Description
The Great Green Wall (GGW) is a lighthouse African-led initiative to re-green the Sahel and the Horn of Africa from Senegal to Djibouti. The GGW has transformed into a comprehensive rural development and sustainable land management initiative, aiming to transform the lives of populations within its area by supporting a mosaic of green and productive landscapes. It leverages a diversity of projects, with the potential to contribute to several EU and African objectives: food security, sustainable agri-food systems, water, addressing desertification, climate change, biodiversity loss, sustainable energy, decent job creation, and, more broadly, resilience, stability and sustainable and inclusive development. The EU has pledged more than EUR 700M/year to support the GGW, primarily through its country programmes. These are to be complemented and supported by a soft regional Action, described hereunder.

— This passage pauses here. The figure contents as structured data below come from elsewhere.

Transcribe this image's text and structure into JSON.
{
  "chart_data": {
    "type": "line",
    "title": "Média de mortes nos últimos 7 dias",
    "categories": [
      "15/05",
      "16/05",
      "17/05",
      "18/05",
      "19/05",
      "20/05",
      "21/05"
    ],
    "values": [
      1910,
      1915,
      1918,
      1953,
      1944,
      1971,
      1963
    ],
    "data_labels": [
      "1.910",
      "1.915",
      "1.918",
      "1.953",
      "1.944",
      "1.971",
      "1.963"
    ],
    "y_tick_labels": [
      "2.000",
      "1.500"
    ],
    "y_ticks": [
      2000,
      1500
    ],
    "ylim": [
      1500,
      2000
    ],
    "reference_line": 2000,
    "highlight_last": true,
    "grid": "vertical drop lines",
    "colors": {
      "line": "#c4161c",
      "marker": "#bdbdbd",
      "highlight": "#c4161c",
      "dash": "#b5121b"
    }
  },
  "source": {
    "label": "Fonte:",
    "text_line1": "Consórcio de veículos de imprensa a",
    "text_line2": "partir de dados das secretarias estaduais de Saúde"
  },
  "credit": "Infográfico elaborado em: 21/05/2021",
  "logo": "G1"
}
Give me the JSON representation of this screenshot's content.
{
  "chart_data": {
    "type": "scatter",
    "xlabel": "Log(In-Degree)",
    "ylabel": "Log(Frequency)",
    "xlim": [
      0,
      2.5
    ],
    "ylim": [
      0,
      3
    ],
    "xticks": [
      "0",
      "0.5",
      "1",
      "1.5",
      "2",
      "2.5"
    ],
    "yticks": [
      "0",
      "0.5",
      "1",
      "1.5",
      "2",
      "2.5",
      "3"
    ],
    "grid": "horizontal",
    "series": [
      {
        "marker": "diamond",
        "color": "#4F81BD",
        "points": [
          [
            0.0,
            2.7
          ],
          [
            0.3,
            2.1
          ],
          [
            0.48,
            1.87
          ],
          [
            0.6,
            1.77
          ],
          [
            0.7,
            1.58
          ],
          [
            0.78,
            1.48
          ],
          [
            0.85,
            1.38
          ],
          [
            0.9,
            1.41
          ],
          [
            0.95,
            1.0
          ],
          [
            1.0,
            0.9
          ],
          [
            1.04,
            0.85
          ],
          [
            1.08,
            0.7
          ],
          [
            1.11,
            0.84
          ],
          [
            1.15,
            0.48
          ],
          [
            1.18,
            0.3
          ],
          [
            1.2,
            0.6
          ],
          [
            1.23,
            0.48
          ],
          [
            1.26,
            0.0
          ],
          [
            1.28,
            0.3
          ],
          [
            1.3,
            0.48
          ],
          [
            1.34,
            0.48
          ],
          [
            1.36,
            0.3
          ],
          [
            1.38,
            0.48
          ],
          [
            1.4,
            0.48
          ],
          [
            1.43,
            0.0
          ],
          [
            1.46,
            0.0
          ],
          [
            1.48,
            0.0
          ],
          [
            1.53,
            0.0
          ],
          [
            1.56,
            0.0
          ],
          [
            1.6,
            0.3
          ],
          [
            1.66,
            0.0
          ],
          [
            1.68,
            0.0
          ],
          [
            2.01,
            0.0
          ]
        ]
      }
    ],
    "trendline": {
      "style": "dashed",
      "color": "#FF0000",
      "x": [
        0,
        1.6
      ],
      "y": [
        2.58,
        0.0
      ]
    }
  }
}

CIFOR-ICRAF implements the ‘Knowledge for Great Green Wall Action (K4GGWA)’, the present regional project, as part of the GGW initiative. The project seeks to enable sustainable land management and livelihoods in support of the Great Green Wall initiative and to accelerate progress towards its objectives. The project focuses primarily on the eleven countries that are members of the Pan-African Agency of the Great Green Wall (PAGGW): Mauritania, Senegal, Mali, Burkina Faso, Niger, Nigeria, Chad, Sudan, Ethiopia, Eritrea, and Djibouti. Where possible and appropriate the project also offers support to an additional set of seven countries implementing GGW-related activities with EU support: Cameroon, Ghana, Benin, Cape Verde, The Gambia, South Sudan and Somalia. The project works with a range of relevant regional stakeholders, including the Commission of the African Union, the Pan-African Agency of the Great Green Wall, national and sub-national governments, non-governmental and civil society organisations (incl. women’s organisations), the private sector and EU Delegations. ‘K4GGWA’ is divided into two components working in parallel: the CIFOR-ICRAF Component and a FAO Component. Despite being contracted individually, both components are working closely together to enable success of ‘K4GGWA’ and the GGW at large.